Many Filipino OFWs suffer from these conditions although no reliable data has been recorded as of yet. Media often exposes news of these victims, people being promised certain jobs and benefits abroad only to be brought to prostitution houses, some do not get the pay stipulated in their contracts and some do not get paid at all. Some who work as domestics close their ears and eyes to the unfair treatment of their employers, who look down on them as if they were beasts of burden who do not tire and are made to work for excessively long hours. Some are regarded as sexual objects, and, when they muster the courage to defend themselves and their virtue, are labeled as heartless murderers.

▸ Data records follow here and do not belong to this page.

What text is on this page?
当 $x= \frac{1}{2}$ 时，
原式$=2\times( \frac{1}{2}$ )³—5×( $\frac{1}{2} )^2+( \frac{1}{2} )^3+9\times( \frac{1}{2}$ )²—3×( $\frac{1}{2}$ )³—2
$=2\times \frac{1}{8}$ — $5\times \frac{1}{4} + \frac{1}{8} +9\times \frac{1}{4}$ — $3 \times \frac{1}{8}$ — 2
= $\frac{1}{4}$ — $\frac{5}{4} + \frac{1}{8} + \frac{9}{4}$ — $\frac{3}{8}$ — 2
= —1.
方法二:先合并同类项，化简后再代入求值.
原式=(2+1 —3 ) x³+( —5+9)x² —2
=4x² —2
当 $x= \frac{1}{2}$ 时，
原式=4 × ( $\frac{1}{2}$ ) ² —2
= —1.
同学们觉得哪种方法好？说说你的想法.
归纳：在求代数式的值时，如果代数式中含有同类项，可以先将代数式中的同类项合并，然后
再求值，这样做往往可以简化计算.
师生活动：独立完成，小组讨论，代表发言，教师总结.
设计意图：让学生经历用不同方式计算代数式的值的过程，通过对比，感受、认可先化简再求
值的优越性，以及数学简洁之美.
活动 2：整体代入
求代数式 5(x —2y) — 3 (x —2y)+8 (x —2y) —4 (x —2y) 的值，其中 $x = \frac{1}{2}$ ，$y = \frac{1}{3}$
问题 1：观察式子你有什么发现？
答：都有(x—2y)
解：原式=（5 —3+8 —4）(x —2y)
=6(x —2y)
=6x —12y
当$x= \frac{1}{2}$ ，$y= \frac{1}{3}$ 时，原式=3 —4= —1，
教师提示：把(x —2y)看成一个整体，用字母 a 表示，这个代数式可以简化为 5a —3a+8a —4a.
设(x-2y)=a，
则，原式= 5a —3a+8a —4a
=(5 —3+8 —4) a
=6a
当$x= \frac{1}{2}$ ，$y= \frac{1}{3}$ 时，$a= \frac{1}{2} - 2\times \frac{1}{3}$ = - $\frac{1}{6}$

Alex Cortez describes the harrowing experience he went through to make it to Italy. “I was told that the plane flight would not drop me off on Italian land, but I was still unprepared for the actual experience of having to cross borders. They housed us somewhere and were given instructions. In the middle of the night, they would rouse us   and we’d run half -clothed to strange locations, in the cold and with fear in our hearts. I pitied the women who were with us, but there was no other choice, it’s either we make it or not.” Magine Alcantara left her husband and 4 kids for Japan to work in a factory, but found herself in the position of a GRO, eventually, she was taken in forcibly by a member of the feared Yakuza who controlled her movements. For the next two years, she was unable to send her family either any communication or any money. It was only when her live- in mate tired of her that she was allowed to go back to the Philippines.” I will never return there, “ says Magine. “ I may not make it out alive anymore.” Eva from the Southern Tagalog Region, is a victim in her own country, having trusted an illegal recruiter with the money they got after mortgaging their residential lot. “I was promised a job as seamstress in Dubai, but after we paid the initial Php 30, 000, we couldn’t find the agency office or any of its employees anymore. “ Apparently, it was a fly- by night operator and nobody could help her track down the criminal.

But there are more undocumented cases, those that we do not read about or see on television, but exists, as the Filipino worker is a martyr, “matiisin”, when it comes to work conditions and is naturally hard working. All these sacrifices, OFWs vow are for a better life, for their families, especially for their children. Unfortunately, there are those who can not avail of government assistance to relieve themselves of their dire situation.

Herewith lies one of the tasks some members of the Lay Salvatorians, Philippines have involved themselves with.  As social workers working in a non- government organization for migrant workers and families left behind they consider this endeavor as their own field of ministry as well. They work to provide means of providing assistance, counseling, homevisit and mediation for such victims of inhuman practices. And because they believe that it is one’s Christian responsibility to give service to our fellowmen and assist the poor, the oppressed, and the disadvantage sector of our society as Christ our Lord himself has done, some of the Lay Salvatorians give freely of themselves, of their time and skills, to look into the needs and conditions of these migrant workers and their families and to give them assistance through referrals to other agencies who can address such problems. The Lay Salvatorians do their share in alleviating problems, guiding the victims and helping them recover from the difficult situations that they have or are still experiencing.

Their social work and intervention extends to providing livelihood skills training, seminar on financial literacy and starting one’s own business, information education campaign on the realities of overseas Filipino migration, organizing the families particularly the children left behind through its’ school based program on the Children’s Response to the challenge of migration, capacity building and value formation.

This is the Lay Salvatorians answer to the Filipino migrant workers cry for help.

Note: Names of the case study were changed to ensure confidentiality.